Archibald Watson FRCS (27 July 1849 – 30 July 1940) was an Australian surgeon and professor of anatomy at the University of Adelaide.

Early life
Watson was born at Tarcutta, New South Wales, the son of Sydney Grandison Watson, a retired naval officer who became a squatter on the upper Murray. He was educated at a national school in Sydney and then Scotch College, Melbourne 1861–67, where he was a champion light-weight boxer. As an agent for his father, he arrived in Fiji on 10 March 1871 and was aboard the second voyage of the brig Carl in the Solomon Islands 1871–72 which was involved in blackbirding. The captain of the Carl, Joseph Armstrong, was later sentenced to death for his involvement in the massacre of islanders during the earlier 1871 voyage of the Carl. Upon returning the Fiji Watson was charged with piracy in respect of the second voyage of the Carl, but was later discharged from bail.

Career

Watson met Baron Ferdinand von Mueller and was advised to take up a scientific career, Watson went to Europe to study medicine, obtaining the degrees of M.D., University of Göttingen, M.D., University of Paris, and F.R.C.S., England. After doing post-graduate work at Paris he was for some time demonstrator of anatomy to Professor J. Cantlie at the Charing Cross Hospital medical school.

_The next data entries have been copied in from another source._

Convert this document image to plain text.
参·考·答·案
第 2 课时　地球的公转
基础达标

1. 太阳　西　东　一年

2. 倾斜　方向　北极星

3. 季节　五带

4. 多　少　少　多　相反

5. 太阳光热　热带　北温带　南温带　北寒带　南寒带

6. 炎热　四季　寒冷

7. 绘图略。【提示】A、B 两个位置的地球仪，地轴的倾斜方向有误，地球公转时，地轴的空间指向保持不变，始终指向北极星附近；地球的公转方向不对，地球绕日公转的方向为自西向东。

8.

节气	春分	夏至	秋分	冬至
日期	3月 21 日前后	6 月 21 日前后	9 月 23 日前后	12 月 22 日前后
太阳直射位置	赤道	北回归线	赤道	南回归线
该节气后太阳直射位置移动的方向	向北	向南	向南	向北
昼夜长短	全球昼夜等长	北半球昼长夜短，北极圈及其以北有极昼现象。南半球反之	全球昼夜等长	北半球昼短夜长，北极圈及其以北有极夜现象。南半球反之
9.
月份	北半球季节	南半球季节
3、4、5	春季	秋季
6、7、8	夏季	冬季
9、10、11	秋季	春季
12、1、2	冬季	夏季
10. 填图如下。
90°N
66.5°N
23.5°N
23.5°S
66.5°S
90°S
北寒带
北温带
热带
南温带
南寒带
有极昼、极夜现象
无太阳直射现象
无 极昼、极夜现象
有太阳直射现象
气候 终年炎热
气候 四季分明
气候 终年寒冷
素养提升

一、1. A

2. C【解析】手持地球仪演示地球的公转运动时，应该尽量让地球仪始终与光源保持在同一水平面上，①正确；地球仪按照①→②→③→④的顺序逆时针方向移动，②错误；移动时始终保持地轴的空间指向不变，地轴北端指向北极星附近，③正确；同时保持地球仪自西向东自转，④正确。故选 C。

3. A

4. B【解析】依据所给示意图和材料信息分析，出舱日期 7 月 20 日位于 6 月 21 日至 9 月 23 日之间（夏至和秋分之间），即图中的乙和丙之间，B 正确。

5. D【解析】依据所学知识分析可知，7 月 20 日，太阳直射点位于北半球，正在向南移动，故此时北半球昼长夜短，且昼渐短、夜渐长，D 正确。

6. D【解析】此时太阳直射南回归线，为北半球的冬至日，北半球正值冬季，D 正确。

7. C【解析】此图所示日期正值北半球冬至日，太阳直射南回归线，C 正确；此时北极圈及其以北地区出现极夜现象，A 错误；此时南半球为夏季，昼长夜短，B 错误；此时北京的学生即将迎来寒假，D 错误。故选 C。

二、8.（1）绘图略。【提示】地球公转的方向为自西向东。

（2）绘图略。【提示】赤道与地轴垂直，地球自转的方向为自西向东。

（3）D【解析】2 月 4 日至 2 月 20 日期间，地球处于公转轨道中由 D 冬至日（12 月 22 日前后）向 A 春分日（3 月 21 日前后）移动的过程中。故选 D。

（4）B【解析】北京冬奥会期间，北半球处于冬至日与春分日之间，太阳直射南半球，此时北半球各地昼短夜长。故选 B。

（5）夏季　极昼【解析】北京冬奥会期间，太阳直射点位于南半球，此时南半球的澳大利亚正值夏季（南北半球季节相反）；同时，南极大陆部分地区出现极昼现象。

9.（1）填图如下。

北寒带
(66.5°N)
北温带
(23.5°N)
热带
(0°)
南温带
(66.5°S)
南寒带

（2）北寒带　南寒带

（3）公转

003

In 1883 he went to Egypt as surgeon with Hicks Pasha's Sudan force, and in 1885 became first Elder professor of anatomy at the newly founded medical school at Adelaide. He taught also pathology (showing an early interest in biological means of controlling the rabbit pest), surgical anatomy, and operative surgery. He held this position for 34 years. During this time, he was also responsible for the collection of human remains of Indigenous Australians, some of which were shipped to overseas institutions. (In the 21st century, the Museum started pursuing an active policy of repatriation and reburial of these remains.)

During the Boer war he was consulting-surgeon for the Natal field force. When World War I broke out in 1914, though 65 years of age, Watson left Australia with the first expeditionary force as a major in the Royal Australian Army Medical Corps and became consulting-surgeon and pathologist to No. 1 Australian Stationary Hospital at Heliopolis in Egypt. He returned to Australia in 1916.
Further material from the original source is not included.